The first impression of the Escuela de Idiomas made me think of a ‘familiar atmosphere’; the second, however, was one of ‘professionalism’. On the first day, the applicants for the Club 50+ met each other in the school garden – the new ones feeling a little awkward, the more experienced ones (who had obviously been through similar experiences before) looking more relaxed. One by one, we were called in for the level test and finally found each other split up into two groups: one for beginners and one for a slightly more advanced students. I ended up in the latter group, together with a Finnish lady who, delighted, could not stop talking about the many similarities there are between her language and Spanish, and three Germans with a great eagerness to learn. Our teacher, Francisco, seemed to have identified our strengths and our weaknesses very quickly and was not put out of countenance, although at the same time he treated his ‘flock’ in a very sensitive way. Three hours a day, we had to concentrate – something which was not all that easy at the beginning. But as we now know that the little grey cells regenerate, we do not really mind anymore. For two hours – interrupted by a short coffee/refreshment break in the garden/cafeteria, it was about grammar (the compulsory exercise); in the third hour, it was the turn of the free exercise: we brought newspaper articles to class, which often even led to heated discussions. Honestly, the two weeks just flew by – also because the afternoon activities were, without exception, extremely interesting: whether a flamenco seminar, a visit to Nerja’s impressive stalactite caves, wine-tasting (by Paco, who turned out to be a real expert in the matter), a seminar about bull-fighting, a visit to one of Andalusia's most beautiful white-washed villages, Frigiliana, or the cooking class, in which Daniel, the teacher of the 50+ beginner course, gave the job of professional paella cook a try for the first time in his life ... and, according to the public’s unanimous opinion, performed this job quite charmingly and almost to perfection. Speaking of Daniel, he and teacher Laura were also the ‘tour guides’ in charge of the trip on Saturday, which this time was to Seville. More often, these trips are to Malaga or Granada.
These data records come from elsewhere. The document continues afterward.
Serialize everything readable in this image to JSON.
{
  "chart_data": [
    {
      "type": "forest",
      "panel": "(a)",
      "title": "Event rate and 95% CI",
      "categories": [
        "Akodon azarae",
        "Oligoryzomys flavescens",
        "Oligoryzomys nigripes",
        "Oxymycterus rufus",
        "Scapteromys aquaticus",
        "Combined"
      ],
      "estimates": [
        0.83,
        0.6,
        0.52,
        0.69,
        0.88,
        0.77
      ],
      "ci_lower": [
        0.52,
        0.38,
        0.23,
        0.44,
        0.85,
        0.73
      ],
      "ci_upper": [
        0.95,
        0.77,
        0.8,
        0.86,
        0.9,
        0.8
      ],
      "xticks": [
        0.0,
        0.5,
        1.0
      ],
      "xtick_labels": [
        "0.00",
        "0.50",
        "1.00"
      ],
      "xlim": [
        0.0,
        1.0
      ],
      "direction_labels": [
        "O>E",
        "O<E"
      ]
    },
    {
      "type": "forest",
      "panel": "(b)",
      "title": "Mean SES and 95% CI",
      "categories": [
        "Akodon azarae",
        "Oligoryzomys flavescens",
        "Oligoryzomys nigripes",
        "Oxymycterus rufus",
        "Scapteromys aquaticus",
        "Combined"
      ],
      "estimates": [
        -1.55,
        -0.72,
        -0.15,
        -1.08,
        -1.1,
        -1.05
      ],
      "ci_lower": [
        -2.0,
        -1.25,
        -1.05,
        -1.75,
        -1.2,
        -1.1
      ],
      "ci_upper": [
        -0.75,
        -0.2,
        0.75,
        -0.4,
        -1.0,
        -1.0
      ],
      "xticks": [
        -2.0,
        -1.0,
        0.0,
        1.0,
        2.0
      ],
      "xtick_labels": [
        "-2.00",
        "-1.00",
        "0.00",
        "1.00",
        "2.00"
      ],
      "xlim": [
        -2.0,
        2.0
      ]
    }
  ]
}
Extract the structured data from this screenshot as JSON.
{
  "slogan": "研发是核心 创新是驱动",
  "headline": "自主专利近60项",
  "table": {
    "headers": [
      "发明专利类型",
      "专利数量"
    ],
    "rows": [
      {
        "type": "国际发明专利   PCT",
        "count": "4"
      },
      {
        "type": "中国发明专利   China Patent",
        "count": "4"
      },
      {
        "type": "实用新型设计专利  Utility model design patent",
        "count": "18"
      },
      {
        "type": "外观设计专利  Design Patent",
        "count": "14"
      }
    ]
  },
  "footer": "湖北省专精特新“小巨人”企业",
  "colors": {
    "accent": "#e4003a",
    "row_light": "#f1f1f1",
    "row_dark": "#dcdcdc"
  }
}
Conclusion: Nerja and the Escuela de Idiomas are worth more than one trip. The unanimous opinion of us ‘advanced’, as well as that of the ‘beginners’, was excellent – with special mention to the teachers, who were both professional and very relaxed. Next time, maybe we will plan another two-week Club 50+ course and combine it with a one-, two- or even three-week ‘cultural holiday’ for further language study, because this whole region is so worth seeing, hearing and tasting, that one should definitely devote more intensive study to Andalusia.